I love girls. I also love Girls. The two are not mutually exclusive, at least so far. Massively hyped before its April 15th launch, HBO’s estrogen-rich comedy had been dubbed Sex and the City for twentysomethings, and its creator Lena Dunham anointed the voice of her generation.
Then came the backlash. How could a comedy set in New York have an all-white cast? Why would anyone care about four privileged brats whose vacuous lives include depressing, emotionless sex?
Both sides were right. Both sides were wrong.
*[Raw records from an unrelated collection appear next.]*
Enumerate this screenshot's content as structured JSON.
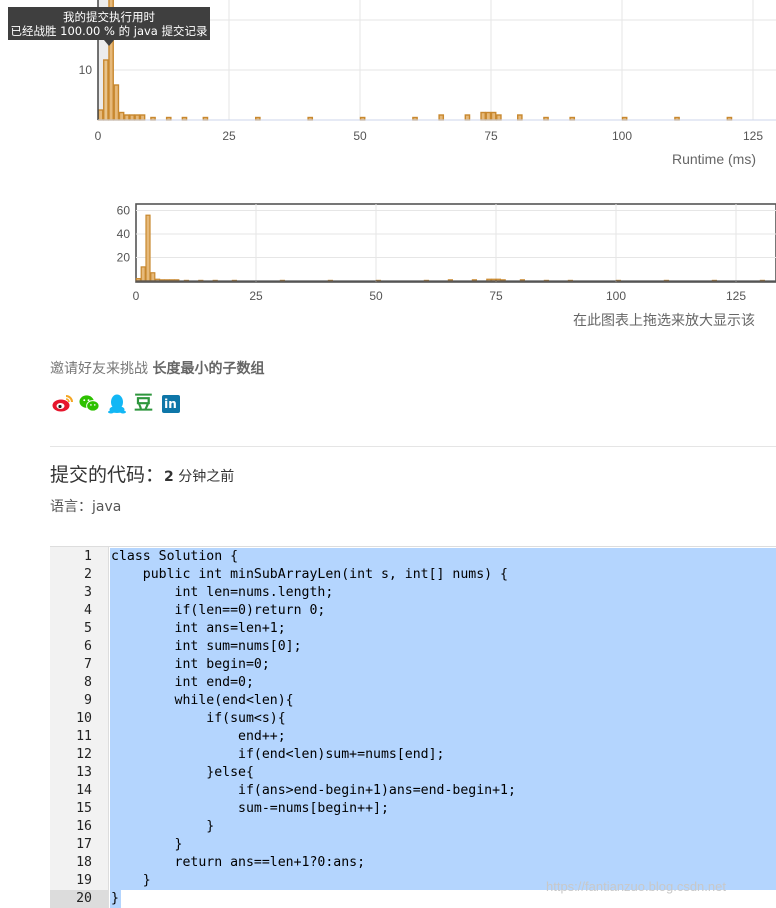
{
  "tooltip": {
    "line1": "我的提交执行用时",
    "line2": "已经战胜 100.00 % 的 java 提交记录"
  },
  "chart_data": [
    {
      "type": "bar",
      "title": "",
      "xlabel": "Runtime (ms)",
      "ylabel": "",
      "xlim": [
        0,
        135
      ],
      "x_ticks": [
        "0",
        "25",
        "50",
        "75",
        "100",
        "125"
      ],
      "y_ticks": [
        "10"
      ],
      "grid": true,
      "bar_color": "#c8882f",
      "highlight_bin": 1,
      "bins": [
        {
          "x": 0,
          "y": 2
        },
        {
          "x": 1,
          "y": 12
        },
        {
          "x": 2,
          "y": 56
        },
        {
          "x": 3,
          "y": 7
        },
        {
          "x": 4,
          "y": 1.5
        },
        {
          "x": 5,
          "y": 1
        },
        {
          "x": 6,
          "y": 1
        },
        {
          "x": 7,
          "y": 1
        },
        {
          "x": 8,
          "y": 1
        },
        {
          "x": 10,
          "y": 0.5
        },
        {
          "x": 13,
          "y": 0.5
        },
        {
          "x": 16,
          "y": 0.5
        },
        {
          "x": 20,
          "y": 0.5
        },
        {
          "x": 30,
          "y": 0.5
        },
        {
          "x": 40,
          "y": 0.5
        },
        {
          "x": 50,
          "y": 0.5
        },
        {
          "x": 60,
          "y": 0.5
        },
        {
          "x": 65,
          "y": 1
        },
        {
          "x": 70,
          "y": 1
        },
        {
          "x": 73,
          "y": 1.5
        },
        {
          "x": 74,
          "y": 1.5
        },
        {
          "x": 75,
          "y": 1.5
        },
        {
          "x": 76,
          "y": 1
        },
        {
          "x": 80,
          "y": 1
        },
        {
          "x": 85,
          "y": 0.5
        },
        {
          "x": 90,
          "y": 0.5
        },
        {
          "x": 100,
          "y": 0.5
        },
        {
          "x": 110,
          "y": 0.5
        },
        {
          "x": 120,
          "y": 0.5
        },
        {
          "x": 130,
          "y": 0.5
        }
      ]
    },
    {
      "type": "bar",
      "title": "",
      "xlabel": "",
      "ylabel": "",
      "xlim": [
        0,
        135
      ],
      "ylim": [
        0,
        70
      ],
      "x_ticks": [
        "0",
        "25",
        "50",
        "75",
        "100",
        "125"
      ],
      "y_ticks": [
        "20",
        "40",
        "60"
      ],
      "grid": true,
      "caption": "在此图表上拖选来放大显示该"
    }
  ],
  "invite": {
    "prefix": "邀请好友来挑战 ",
    "problem": "长度最小的子数组"
  },
  "share": {
    "icons": [
      "weibo-icon",
      "wechat-icon",
      "qq-icon",
      "douban-icon",
      "linkedin-icon"
    ],
    "douban_glyph": "豆",
    "linkedin_glyph": "in"
  },
  "submission": {
    "title": "提交的代码：",
    "ago_num": "2",
    "ago_text": " 分钟之前",
    "language_label": "语言：",
    "language": "java"
  },
  "code": {
    "lines": [
      "class Solution {",
      "    public int minSubArrayLen(int s, int[] nums) {",
      "        int len=nums.length;",
      "        if(len==0)return 0;",
      "        int ans=len+1;",
      "        int sum=nums[0];",
      "        int begin=0;",
      "        int end=0;",
      "        while(end<len){",
      "            if(sum<s){",
      "                end++;",
      "                if(end<len)sum+=nums[end];",
      "            }else{",
      "                if(ans>end-begin+1)ans=end-begin+1;",
      "                sum-=nums[begin++];",
      "            }",
      "        }",
      "        return ans==len+1?0:ans;",
      "    }",
      "}"
    ]
  },
  "watermark": "https://fantianzuo.blog.csdn.net"
}
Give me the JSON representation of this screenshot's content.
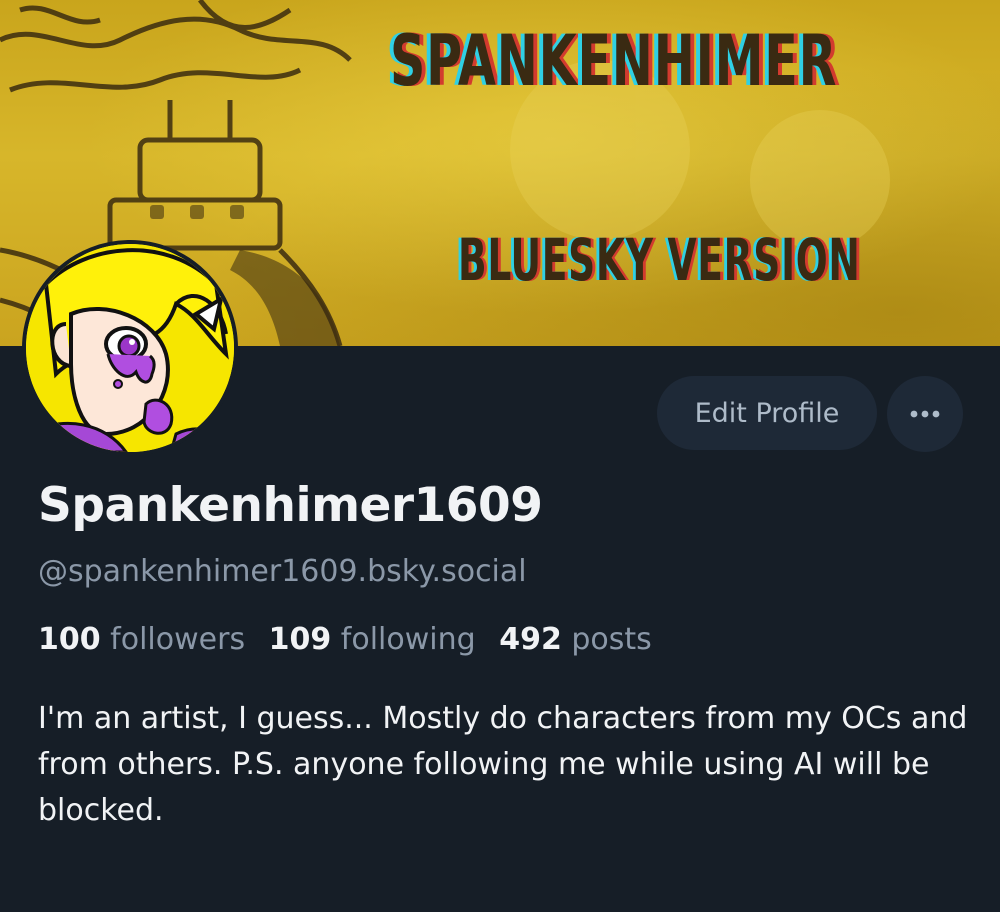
{
  "banner": {
    "title": "SPANKENHIMER",
    "subtitle": "BLUESKY VERSION"
  },
  "actions": {
    "edit_label": "Edit Profile",
    "more_icon": "ellipsis-icon"
  },
  "profile": {
    "display_name": "Spankenhimer1609",
    "handle": "@spankenhimer1609.bsky.social",
    "bio": "I'm an artist, I guess... Mostly do characters from my OCs and from others. P.S. anyone following me while using AI will be blocked."
  },
  "stats": {
    "followers_count": "100",
    "followers_label": "followers",
    "following_count": "109",
    "following_label": "following",
    "posts_count": "492",
    "posts_label": "posts"
  },
  "colors": {
    "background": "#161e27",
    "button_bg": "#1e2937",
    "banner_yellow": "#d4b126",
    "text_primary": "#f1f3f5",
    "text_secondary": "#8b98a8"
  }
}
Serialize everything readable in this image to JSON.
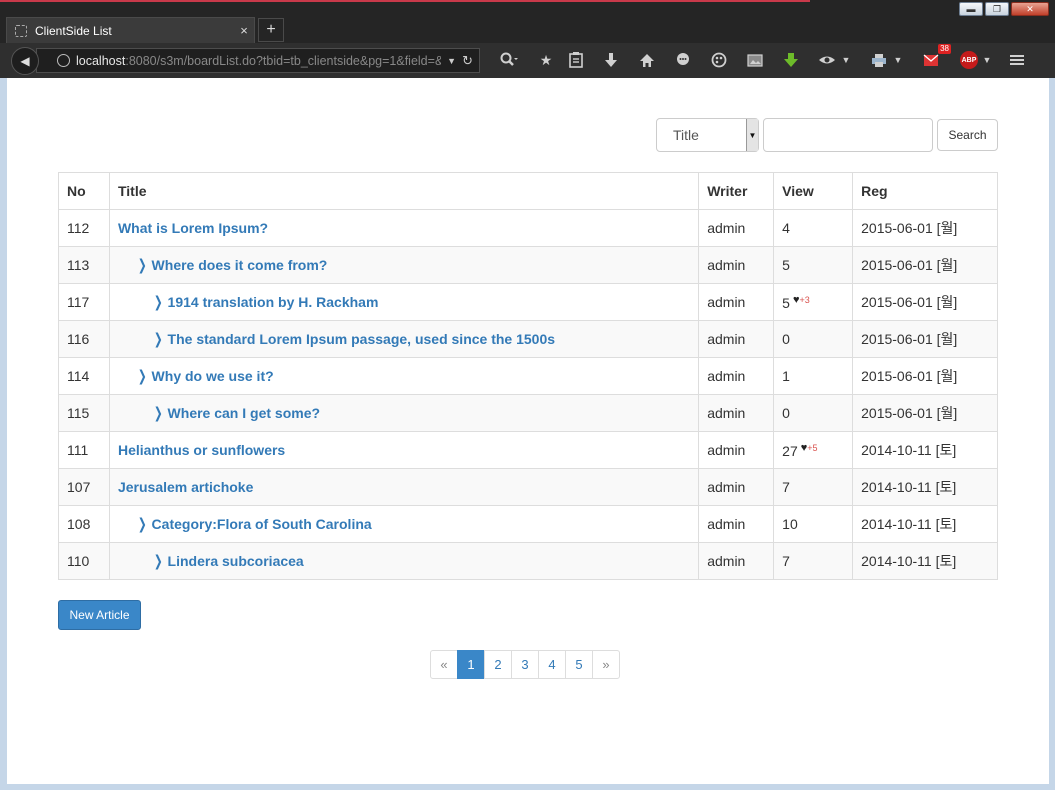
{
  "browser": {
    "tab_title": "ClientSide List",
    "tab_close": "×",
    "new_tab": "+",
    "url_host": "localhost",
    "url_path": ":8080/s3m/boardList.do?tbid=tb_clientside&pg=1&field=&",
    "window_minimize": "▬",
    "window_maximize": "❐",
    "window_close": "✕",
    "icons": [
      "search-icon",
      "star-icon",
      "clipboard-icon",
      "download-icon",
      "home-icon",
      "chat-icon",
      "palette-icon",
      "image-icon",
      "green-download-icon",
      "eye-icon",
      "printer-icon",
      "mail-icon",
      "adblock-icon",
      "menu-icon"
    ],
    "mail_badge": "38",
    "abp_label": "ABP"
  },
  "search": {
    "select_value": "Title",
    "button_label": "Search",
    "input_value": ""
  },
  "table": {
    "headers": [
      "No",
      "Title",
      "Writer",
      "View",
      "Reg"
    ],
    "rows": [
      {
        "no": "112",
        "title": "What is Lorem Ipsum?",
        "level": 0,
        "writer": "admin",
        "view": "4",
        "plus": "",
        "reg": "2015-06-01 [월]"
      },
      {
        "no": "113",
        "title": "Where does it come from?",
        "level": 1,
        "writer": "admin",
        "view": "5",
        "plus": "",
        "reg": "2015-06-01 [월]"
      },
      {
        "no": "117",
        "title": "1914 translation by H. Rackham",
        "level": 2,
        "writer": "admin",
        "view": "5",
        "plus": "+3",
        "reg": "2015-06-01 [월]"
      },
      {
        "no": "116",
        "title": "The standard Lorem Ipsum passage, used since the 1500s",
        "level": 2,
        "writer": "admin",
        "view": "0",
        "plus": "",
        "reg": "2015-06-01 [월]"
      },
      {
        "no": "114",
        "title": "Why do we use it?",
        "level": 1,
        "writer": "admin",
        "view": "1",
        "plus": "",
        "reg": "2015-06-01 [월]"
      },
      {
        "no": "115",
        "title": "Where can I get some?",
        "level": 2,
        "writer": "admin",
        "view": "0",
        "plus": "",
        "reg": "2015-06-01 [월]"
      },
      {
        "no": "111",
        "title": "Helianthus or sunflowers",
        "level": 0,
        "writer": "admin",
        "view": "27",
        "plus": "+5",
        "reg": "2014-10-11 [토]"
      },
      {
        "no": "107",
        "title": "Jerusalem artichoke",
        "level": 0,
        "writer": "admin",
        "view": "7",
        "plus": "",
        "reg": "2014-10-11 [토]"
      },
      {
        "no": "108",
        "title": "Category:Flora of South Carolina",
        "level": 1,
        "writer": "admin",
        "view": "10",
        "plus": "",
        "reg": "2014-10-11 [토]"
      },
      {
        "no": "110",
        "title": "Lindera subcoriacea",
        "level": 2,
        "writer": "admin",
        "view": "7",
        "plus": "",
        "reg": "2014-10-11 [토]"
      }
    ]
  },
  "new_article_label": "New Article",
  "pagination": {
    "prev": "«",
    "pages": [
      "1",
      "2",
      "3",
      "4",
      "5"
    ],
    "active": "1",
    "next": "»"
  }
}
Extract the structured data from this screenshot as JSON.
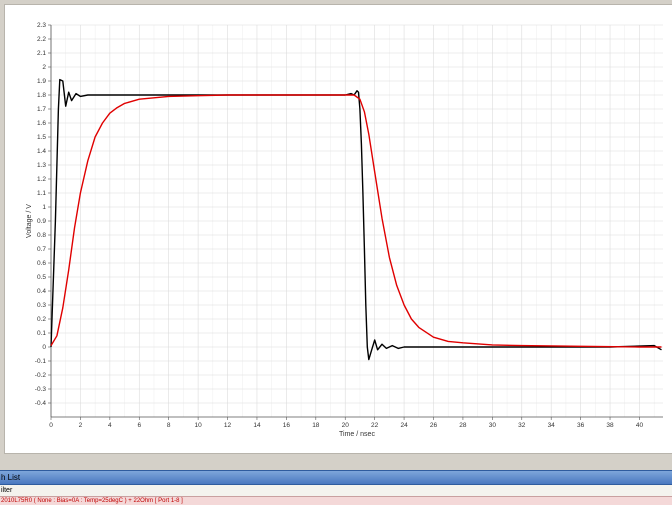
{
  "chart_data": {
    "type": "line",
    "xlabel": "Time / nsec",
    "ylabel": "Voltage / V",
    "xlim": [
      0,
      41.6
    ],
    "ylim": [
      -0.5,
      2.3
    ],
    "xticks": [
      0,
      2,
      4,
      6,
      8,
      10,
      12,
      14,
      16,
      18,
      20,
      22,
      24,
      26,
      28,
      30,
      32,
      34,
      36,
      38,
      40
    ],
    "yticks": [
      -0.4,
      -0.3,
      -0.2,
      -0.1,
      0,
      0.1,
      0.2,
      0.3,
      0.4,
      0.5,
      0.6,
      0.7,
      0.8,
      0.9,
      1,
      1.1,
      1.2,
      1.3,
      1.4,
      1.5,
      1.6,
      1.7,
      1.8,
      1.9,
      2,
      2.1,
      2.2,
      2.3
    ],
    "grid": true,
    "series": [
      {
        "color": "#000000",
        "x": [
          0,
          0.3,
          0.5,
          0.6,
          0.8,
          1.0,
          1.2,
          1.4,
          1.7,
          2.0,
          2.5,
          3,
          4,
          6,
          8,
          10,
          12,
          14,
          16,
          18,
          20,
          20.4,
          20.6,
          20.8,
          20.9,
          21.0,
          21.1,
          21.2,
          21.3,
          21.4,
          21.5,
          21.6,
          21.8,
          22.0,
          22.2,
          22.5,
          22.8,
          23.2,
          23.6,
          24,
          25,
          26,
          28,
          30,
          34,
          38,
          41,
          41.5
        ],
        "y": [
          0,
          0.9,
          1.7,
          1.91,
          1.9,
          1.72,
          1.82,
          1.76,
          1.81,
          1.79,
          1.8,
          1.8,
          1.8,
          1.8,
          1.8,
          1.8,
          1.8,
          1.8,
          1.8,
          1.8,
          1.8,
          1.81,
          1.8,
          1.83,
          1.82,
          1.7,
          1.45,
          1.1,
          0.7,
          0.3,
          0.0,
          -0.09,
          -0.02,
          0.05,
          -0.02,
          0.02,
          -0.01,
          0.01,
          -0.01,
          0.0,
          0.0,
          0.0,
          0.0,
          0.0,
          0.0,
          0.0,
          0.01,
          -0.02
        ]
      },
      {
        "color": "#e00000",
        "x": [
          0,
          0.4,
          0.8,
          1.2,
          1.6,
          2.0,
          2.5,
          3,
          3.5,
          4,
          4.5,
          5,
          6,
          7,
          8,
          10,
          12,
          16,
          20,
          20.6,
          21,
          21.3,
          21.6,
          22,
          22.5,
          23,
          23.5,
          24,
          24.5,
          25,
          26,
          27,
          28,
          30,
          32,
          36,
          40,
          41.5
        ],
        "y": [
          0.01,
          0.08,
          0.28,
          0.55,
          0.85,
          1.1,
          1.33,
          1.5,
          1.6,
          1.67,
          1.71,
          1.74,
          1.77,
          1.78,
          1.79,
          1.795,
          1.8,
          1.8,
          1.8,
          1.8,
          1.77,
          1.68,
          1.52,
          1.25,
          0.92,
          0.64,
          0.44,
          0.3,
          0.2,
          0.14,
          0.07,
          0.04,
          0.03,
          0.015,
          0.01,
          0.005,
          0.0,
          0.0
        ]
      }
    ]
  },
  "panel": {
    "title": "h List",
    "filter_label": "ilter",
    "selected_item": "2010L75R0 ( None : Bias=0A : Temp=25degC ) + 22Ohm [ Port 1-8 ]"
  }
}
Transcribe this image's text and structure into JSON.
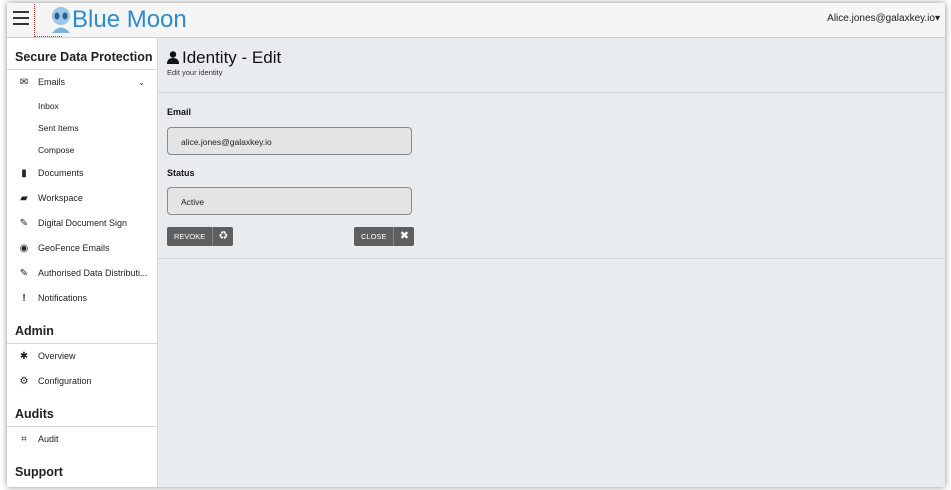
{
  "header": {
    "app_title": "Blue Moon",
    "user_email": "Alice.jones@galaxkey.io",
    "user_caret": "▾"
  },
  "sidebar": {
    "sections": [
      {
        "title": "Secure Data Protection"
      },
      {
        "title": "Admin"
      },
      {
        "title": "Audits"
      },
      {
        "title": "Support"
      }
    ],
    "emails": {
      "label": "Emails",
      "chevron": "⌄",
      "icon": "envelope-icon"
    },
    "email_subitems": [
      "Inbox",
      "Sent Items",
      "Compose"
    ],
    "sdp_items": [
      {
        "label": "Documents",
        "icon": "document-icon",
        "glyph": "▮"
      },
      {
        "label": "Workspace",
        "icon": "folder-open-icon",
        "glyph": "▰"
      },
      {
        "label": "Digital Document Sign",
        "icon": "pencil-icon",
        "glyph": "✎"
      },
      {
        "label": "GeoFence Emails",
        "icon": "globe-icon",
        "glyph": "◉"
      },
      {
        "label": "Authorised Data Distributi...",
        "icon": "pencil-icon",
        "glyph": "✎"
      },
      {
        "label": "Notifications",
        "icon": "exclamation-icon",
        "glyph": "!"
      }
    ],
    "admin_items": [
      {
        "label": "Overview",
        "icon": "gear-icon",
        "glyph": "✱"
      },
      {
        "label": "Configuration",
        "icon": "gears-icon",
        "glyph": "⚙"
      }
    ],
    "audit_items": [
      {
        "label": "Audit",
        "icon": "binoculars-icon",
        "glyph": "⌗"
      }
    ]
  },
  "main": {
    "title": "Identity - Edit",
    "subtitle": "Edit your identity",
    "email_label": "Email",
    "email_value": "alice.jones@galaxkey.io",
    "status_label": "Status",
    "status_value": "Active",
    "revoke_label": "REVOKE",
    "close_label": "CLOSE",
    "revoke_icon": "♻",
    "close_icon": "✖"
  }
}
Admittedly, Girls‘ premise is derivative: a quartet of female friends in New York City explore sex, adulthood and the meaning of life, in no particular order. Think Sex and the City: The Gen Y Years. Even the characters are equivalent.
Dunham’s Hannah, a neurotic writer, is Carrie, minus the wardrobe and orgasms. Marnie (Allison Williams), Hannah’s roommate and best friend, is Miranda. She has a serious job and a serious boyfriend, neither of which she likes.
Jessa (Jemima Kirke), an unapologetically promiscuous Brit, is Samantha. She returns to New York to move in with her cousin, Shoshanna (Zosia Mamet), an NYU student and manic virgin. We’ll call her Charlotte because Charlotte’s the only one left.
That’s where the comparisons end. Unlike the Sex and the City‘s quartet, Girls‘ girls struggle to make the rent. (In the pilot, Hannah’s parents, both university professors, drop her from the payroll and she freaks.) Their apartments are not glamorous. They are all, to varying degrees, overeducated underachievers.
Sexually, the differences are more dramatic. While Carrie & Company are not always fulfilled emotionally, they take seriously their own sexual satisfaction. Even with boyfriends/boy toys who don’t make the grade romantically, the gals make sure not to get left behind in the sack. Good for them.
For the Girls, however, sexual encounters are bothersome and devoid of emotion. Hannah’s fuck buddy, for lack of a better term, Adam (Adam Diver), is the very definition of the narcissistic lover: selfish, self-absorbed, utterly oblivious to the effects of his debasing fantasies.
The saddest part is that Hannah, under the delusion that Adam cares about her, continues to reach out to him. Equally sad is watching her roomie engage in perfunctory sex with her boyfriend, who adores her. She can’t stand to have him touch her, she confides to Hannah.
So why do I love this show? Because it hits twentysomethings where they live, with bracing realism and candor.
As for sex, there’s a reason it’s called “hooking up” by that generation. Sex without entanglement, without heavy emotion, is preferable to rushing into a relationship that inevitably fails, they argue. From a boy’s point of view, I get it. From a girl’s, not so much.
Many women in their 20s are not yet secure enough in their sexuality to demand an equal-opportunity happy ending. So they convince themselves, at least for the short term, that hooking up is as good at it gets. Even if it’s bad sex, it fills the void until the real deal comes along, in their thinking.
As for the economy, Girls is spot-on about millennials who must inhabit the under-employed netherworld between college graduation and a career. When Hannah, an unpaid intern at a magazine for a year, tells her boss she needs to be paid, he says he’s sorry to lose her.
Girls is not terribly funny. In fact, it is more drama than comedy. That is of no importance to me. If I want funny, I’ll watch Modern Family on ABC. For now, I’m all about Girls, no matter how HBO chooses to label it.